Spesso confusa con la distrazione o la scarsa padronanza della lingua, la disortografia è in realtà una sfida specifica che riguarda la fase di “codifica” della parola scritta.
Che cos’è la disortografia?
La disortografia è un Disturbo Specifico dell’Apprendimento (DSA) che coinvolge la scrittura dal punto di vista costruttivo. Non riguarda la bellezza della grafia (quella è la disgrafia), ma il rispetto delle regole fonologiche e ortografiche. Il bambino ha difficoltà a trasformare correttamente i suoni che compongono la parola nei simboli grafici corrispondenti.
Come si manifesta?
I segnali tipici della disortografia includono:
- Omissioni o inversioni: dimenticare lettere o scambiarle di posto (es. “fata” invece di “fatta”, “pala” invece di “palla”).
- Errori con i gruppi complessi: difficoltà con suoni come gn, gl, sc, ch, gh.
- Errori di separazione/fusione: scrivere “lacqua” invece di “l’acqua” o “in sieme” invece di “insieme”.
- Difficoltà con l’accento e l’H: uso scorretto o assente del verbo avere e delle accentazioni.
Come si diagnostica?
Proprio come per la dislessia, la diagnosi può essere effettuata a partire dalla fine della seconda classe della scuola primaria. Attraverso test specifici, si valuta se il numero di errori commessi nei dettati o nella scrittura spontanea è superiore a quanto atteso per l’età e il livello di istruzione, escludendo deficit sensoriali o cognitivi. La disortografia si presenta spesso in associazione alla dislessia. Molti studenti compensano bene la lettura ma continuano a faticare molto nella scrittura corretta.

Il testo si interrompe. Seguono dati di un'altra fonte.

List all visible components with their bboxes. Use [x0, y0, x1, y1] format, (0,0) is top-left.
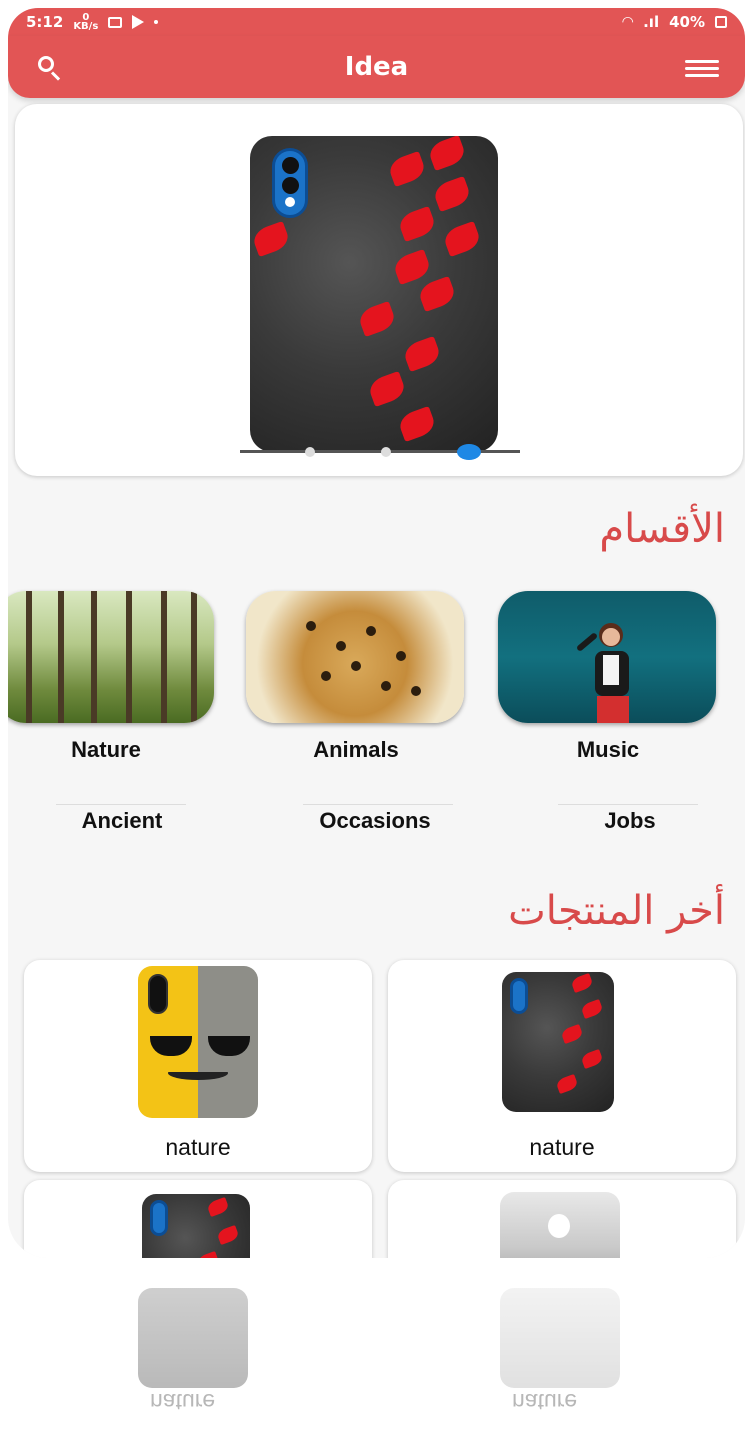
screen-reflection: nature nature [0, 1258, 745, 1446]
reflection-label: nature [512, 1389, 578, 1415]
animals-image [246, 591, 464, 723]
product-card[interactable]: nature [24, 960, 372, 1172]
apple-logo-icon [548, 1214, 570, 1238]
girl-figure [577, 623, 629, 723]
banner-image [250, 136, 498, 452]
slider-indicator [305, 444, 481, 460]
signal-icon: .ıl [643, 13, 660, 31]
subcategory-ancient[interactable]: Ancient [32, 808, 212, 834]
menu-button[interactable] [685, 60, 719, 80]
product-card[interactable] [24, 1180, 372, 1258]
camera-icon [272, 148, 308, 218]
battery-icon [715, 16, 727, 28]
category-label: Animals [313, 737, 399, 762]
product-image [500, 1192, 620, 1258]
slider-dot-active[interactable] [457, 444, 481, 460]
category-nature[interactable]: Nature [8, 591, 216, 763]
latest-products-title: أخر المنتجات [508, 888, 725, 934]
mustache-icon [168, 1066, 228, 1080]
product-image [138, 966, 258, 1118]
reflection-label: nature [150, 1389, 216, 1415]
gallery-icon [108, 16, 123, 28]
app-bar: Idea [8, 36, 745, 98]
battery-percent: 40% [669, 13, 705, 31]
product-label: nature [165, 1134, 231, 1160]
sunglasses-icon [150, 1036, 250, 1056]
status-time: 5:12 [26, 13, 64, 31]
subcategory-occasions[interactable]: Occasions [285, 808, 465, 834]
search-icon [38, 56, 54, 72]
product-card[interactable]: nature [388, 960, 736, 1172]
category-music[interactable]: Music [498, 591, 718, 763]
music-image [498, 591, 716, 723]
product-label: nature [529, 1134, 595, 1160]
wifi-icon: ◠ [622, 14, 634, 30]
category-label: Nature [71, 737, 141, 762]
menu-icon [685, 60, 719, 63]
search-button[interactable] [36, 54, 66, 84]
category-animals[interactable]: Animals [246, 591, 466, 763]
app-screen: 5:12 0 KB/s ◠ .ıl 40% Idea الأقسام Natur… [8, 8, 745, 1258]
nature-image [8, 591, 214, 723]
category-label: Music [576, 737, 640, 762]
subcategory-jobs[interactable]: Jobs [540, 808, 720, 834]
app-title: Idea [344, 52, 409, 82]
product-image [502, 972, 614, 1112]
slider-dot[interactable] [381, 447, 391, 457]
product-image [142, 1194, 250, 1258]
product-card[interactable] [388, 1180, 736, 1258]
categories-title: الأقسام [599, 506, 725, 552]
status-bar: 5:12 0 KB/s ◠ .ıl 40% [8, 8, 745, 36]
net-speed: 0 KB/s [73, 12, 99, 32]
notification-dot-icon [154, 20, 159, 24]
play-store-icon [132, 15, 145, 29]
slider-dot[interactable] [305, 447, 315, 457]
banner-slider[interactable] [15, 104, 743, 476]
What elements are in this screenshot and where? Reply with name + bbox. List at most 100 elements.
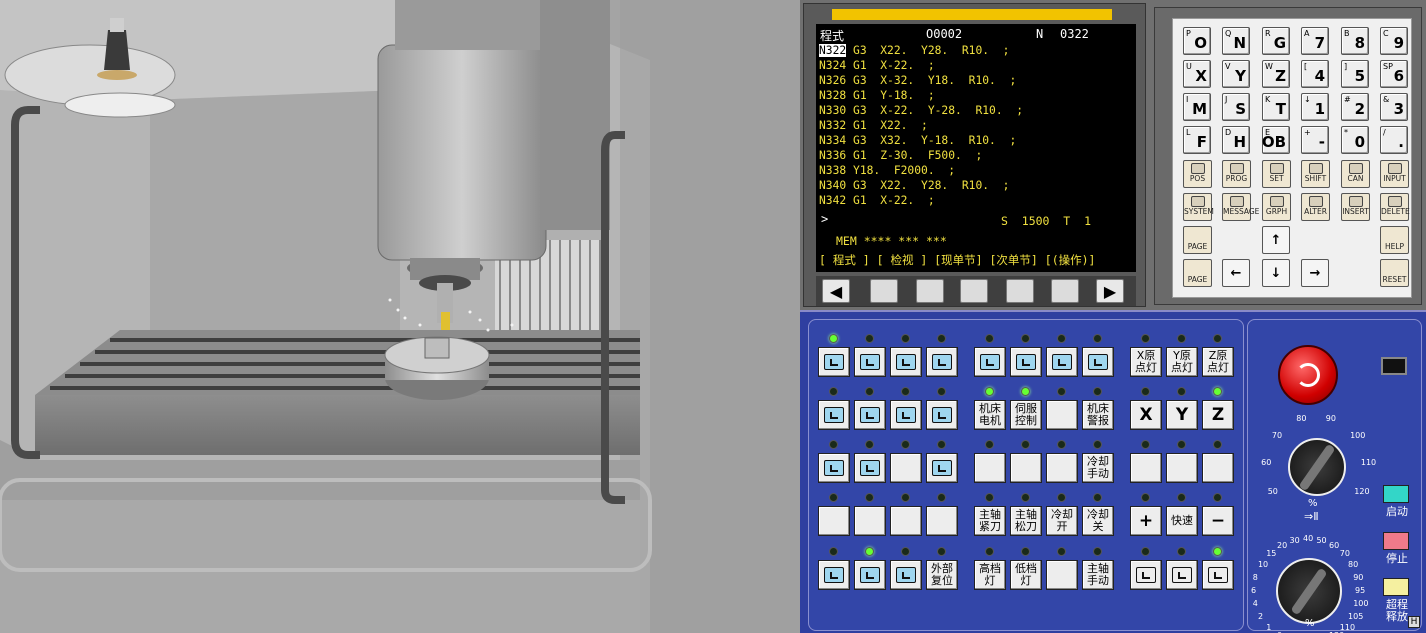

Diritti e Strumenti: supportare la scrittura
La Legge 170/2010 offre una rete di protezione fondamentale per permettere al bambino di esprimere i suoi pensieri senza il blocco della forma:
- Correttore ortografico: l’uso del computer con il correttore permette al bambino di individuare l’errore in tempo reale e correggerlo, riducendo l’ansia da prestazione.
- Mappe e schemi: per avere sempre sott’occhio le regole più difficili (es. l’uso della H o le doppie).
- Misure Dispensative: lo studente può essere dispensato dal copiare dalla lavagna (attività molto faticosa) o dal dettato tradizionale, privilegiando prove a risposta chiusa o l’uso del computer.
- Valutazione dei contenuti: gli insegnanti sono tenuti a valutare il contenuto e le idee espresse, senza penalizzare eccessivamente gli errori di ortografia.